Num ponto de situação enviado à agência Lusa, a autarquia indica que uma das próximas ações a realizar é "aprofundar estudos de procura, quer de famílias potencialmente interessadas, quer de entidades privadas potencialmente interessadas em apresentar propostas nos concursos públicos para atribuição de concessões ou direitos de superfície".

O objetivo é "abrir concursos públicos para execução das operações piloto do PRA logo que existam manifestações de interesse credíveis de entidades privadas", salienta-se. A maioria socialista na autarquia conta ter a proposta do PRA aprovada pelo restante executivo "até ao final de setembro de 2016". Seguidamente, terá de remeter "à Assembleia Municipal a proposta de afetação de património imobiliário municipal a este programa, também para apreciação e deliberação", refere o documento enviado à Lusa.

Outra ação futura, segundo este ponto de situação, é a "preparação dos terrenos e edifícios". Acresce a capacitação dos serviços camarários para a "implementação do programa e gestão de contratos de concessão de longo prazo", definindo "quem faz o quê, formação, fluxos de trabalho e procedimentos", lê-se no documento.

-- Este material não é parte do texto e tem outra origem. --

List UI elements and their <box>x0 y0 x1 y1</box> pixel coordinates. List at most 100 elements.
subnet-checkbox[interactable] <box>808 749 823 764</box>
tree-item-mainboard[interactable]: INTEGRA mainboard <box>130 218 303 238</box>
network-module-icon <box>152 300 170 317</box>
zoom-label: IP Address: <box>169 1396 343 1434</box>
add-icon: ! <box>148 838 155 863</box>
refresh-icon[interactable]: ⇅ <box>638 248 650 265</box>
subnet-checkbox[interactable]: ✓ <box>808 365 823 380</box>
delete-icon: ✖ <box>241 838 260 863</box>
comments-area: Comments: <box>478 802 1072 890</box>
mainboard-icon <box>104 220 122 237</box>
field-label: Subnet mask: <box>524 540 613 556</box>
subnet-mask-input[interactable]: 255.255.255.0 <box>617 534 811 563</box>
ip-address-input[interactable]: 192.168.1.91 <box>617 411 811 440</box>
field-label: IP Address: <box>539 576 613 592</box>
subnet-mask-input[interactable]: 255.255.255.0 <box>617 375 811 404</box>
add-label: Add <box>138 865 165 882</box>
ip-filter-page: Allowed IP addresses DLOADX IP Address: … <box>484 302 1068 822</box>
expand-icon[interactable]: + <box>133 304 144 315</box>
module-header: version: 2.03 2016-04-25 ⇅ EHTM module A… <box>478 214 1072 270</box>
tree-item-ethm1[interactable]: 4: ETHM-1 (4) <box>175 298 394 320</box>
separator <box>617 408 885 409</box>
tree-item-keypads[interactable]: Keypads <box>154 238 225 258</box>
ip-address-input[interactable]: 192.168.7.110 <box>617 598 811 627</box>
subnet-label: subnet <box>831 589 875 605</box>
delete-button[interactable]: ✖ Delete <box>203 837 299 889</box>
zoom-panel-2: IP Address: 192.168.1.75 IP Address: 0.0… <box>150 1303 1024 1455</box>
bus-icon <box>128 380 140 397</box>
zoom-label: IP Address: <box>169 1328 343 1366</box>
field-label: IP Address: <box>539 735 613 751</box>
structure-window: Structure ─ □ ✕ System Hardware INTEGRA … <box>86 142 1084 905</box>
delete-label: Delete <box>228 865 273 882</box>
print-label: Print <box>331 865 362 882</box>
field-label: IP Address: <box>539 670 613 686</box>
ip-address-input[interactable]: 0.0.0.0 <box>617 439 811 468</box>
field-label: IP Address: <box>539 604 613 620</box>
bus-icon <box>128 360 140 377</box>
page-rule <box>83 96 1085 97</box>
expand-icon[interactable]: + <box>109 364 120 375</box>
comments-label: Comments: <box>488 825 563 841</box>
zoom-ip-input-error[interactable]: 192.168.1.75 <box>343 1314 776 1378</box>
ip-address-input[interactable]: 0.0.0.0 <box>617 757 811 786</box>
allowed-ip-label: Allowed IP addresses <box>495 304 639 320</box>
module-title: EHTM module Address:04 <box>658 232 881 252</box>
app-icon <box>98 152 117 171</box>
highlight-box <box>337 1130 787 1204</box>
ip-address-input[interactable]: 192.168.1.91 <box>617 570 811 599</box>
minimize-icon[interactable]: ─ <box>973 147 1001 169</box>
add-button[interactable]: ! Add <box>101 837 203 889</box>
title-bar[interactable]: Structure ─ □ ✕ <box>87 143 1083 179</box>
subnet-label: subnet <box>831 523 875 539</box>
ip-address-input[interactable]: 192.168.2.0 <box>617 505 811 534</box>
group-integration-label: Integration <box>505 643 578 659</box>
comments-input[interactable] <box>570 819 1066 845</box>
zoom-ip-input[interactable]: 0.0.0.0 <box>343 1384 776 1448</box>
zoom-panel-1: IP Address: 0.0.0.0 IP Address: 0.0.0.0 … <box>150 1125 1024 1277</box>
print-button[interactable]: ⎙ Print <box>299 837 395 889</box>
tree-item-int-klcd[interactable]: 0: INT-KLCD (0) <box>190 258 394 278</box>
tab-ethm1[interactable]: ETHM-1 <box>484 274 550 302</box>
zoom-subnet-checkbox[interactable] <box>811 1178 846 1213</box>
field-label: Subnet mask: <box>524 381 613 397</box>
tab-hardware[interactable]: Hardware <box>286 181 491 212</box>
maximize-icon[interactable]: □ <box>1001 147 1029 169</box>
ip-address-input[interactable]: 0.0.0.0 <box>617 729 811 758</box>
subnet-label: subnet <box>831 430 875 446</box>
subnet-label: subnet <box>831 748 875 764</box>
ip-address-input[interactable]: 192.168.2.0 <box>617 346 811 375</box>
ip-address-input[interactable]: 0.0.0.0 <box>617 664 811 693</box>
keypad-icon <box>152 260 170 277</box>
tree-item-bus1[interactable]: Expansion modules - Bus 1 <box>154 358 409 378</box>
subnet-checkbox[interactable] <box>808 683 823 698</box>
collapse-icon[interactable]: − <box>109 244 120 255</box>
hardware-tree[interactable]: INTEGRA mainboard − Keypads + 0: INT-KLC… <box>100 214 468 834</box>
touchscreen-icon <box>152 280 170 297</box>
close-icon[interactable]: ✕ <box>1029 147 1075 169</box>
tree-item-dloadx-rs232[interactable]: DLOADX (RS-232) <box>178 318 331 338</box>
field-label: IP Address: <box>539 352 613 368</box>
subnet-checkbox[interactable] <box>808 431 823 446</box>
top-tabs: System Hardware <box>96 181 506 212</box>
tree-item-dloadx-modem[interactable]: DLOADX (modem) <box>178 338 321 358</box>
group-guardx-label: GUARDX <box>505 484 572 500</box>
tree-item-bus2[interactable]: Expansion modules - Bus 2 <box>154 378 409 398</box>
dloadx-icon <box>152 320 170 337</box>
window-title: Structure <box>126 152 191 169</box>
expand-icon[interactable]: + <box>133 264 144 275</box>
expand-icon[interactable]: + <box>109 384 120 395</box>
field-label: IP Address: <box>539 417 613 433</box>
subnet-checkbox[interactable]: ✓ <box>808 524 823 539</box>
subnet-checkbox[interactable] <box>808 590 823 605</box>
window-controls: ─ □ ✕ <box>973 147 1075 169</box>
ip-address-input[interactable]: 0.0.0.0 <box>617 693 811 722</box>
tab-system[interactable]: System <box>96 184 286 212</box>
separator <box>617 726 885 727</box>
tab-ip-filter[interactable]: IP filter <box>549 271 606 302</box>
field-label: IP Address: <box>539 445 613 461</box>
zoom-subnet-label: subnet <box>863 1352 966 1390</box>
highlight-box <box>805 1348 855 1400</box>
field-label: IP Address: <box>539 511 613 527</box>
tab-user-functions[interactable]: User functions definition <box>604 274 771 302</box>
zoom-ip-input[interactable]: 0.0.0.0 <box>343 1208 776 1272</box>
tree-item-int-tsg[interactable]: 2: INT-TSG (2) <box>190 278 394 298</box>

O ponto de situação dá ainda conta de que foram ouvidas as forças políticas representadas na Câmara e na Assembleia Municipal e as Juntas de Freguesia, que deram contributos ao programa.

Já se começou, também, a preparar os "procedimentos e peças pré-contratuais para os concursos públicos" bem como os "terrenos e edifícios potencialmente a afetar às primeiras operações piloto do PRA". Neste último caso, a autarquia deu início às "desocupações necessárias, de forma a permitir a realização de obras". Isso verificou-se, por exemplo, com 27 comerciantes da Rua de São Lázaro, em Arroios, que vão ter de abandonar os seus espaços até ao final do ano. Alguns destes lojistas serão indemnizados, segundo a autarquia.

Apresentado em abril pelo presidente da Câmara, Fernando Medina, o projeto prevê o arrendamento a custo reduzido de 5.000 a 7.000 fogos em 15 zonas da cidade, tendo os jovens como "destinatário primeiro".

Ainda assim, o Programa Renda Acessível destina-se a "um vasto segmento de pessoas" da classe média, pois poderá candidatar-se quem tenha rendimentos de 7.500 a 40 mil euros por ano e que não seja proprietário de imóveis, acrescentou o autarca na ocasião.

Os contemplados serão escolhidos através de sorteio. Um T0 poderá ser arrendado por 250 euros, um T1 por 350 euros e um T2 por 450 euros.

Em causa estão parcerias do município com o setor privado: enquanto o primeiro disponibiliza terrenos e edifícios que são sua propriedade, ao segundo caberá construir ou reabilitar.

Sobre prazos, Fernando Medina adiantou, na altura, que os primeiros concursos de concessão serão lançados "até ao final deste ano" e que a construção durará "o mínimo de tempo possível".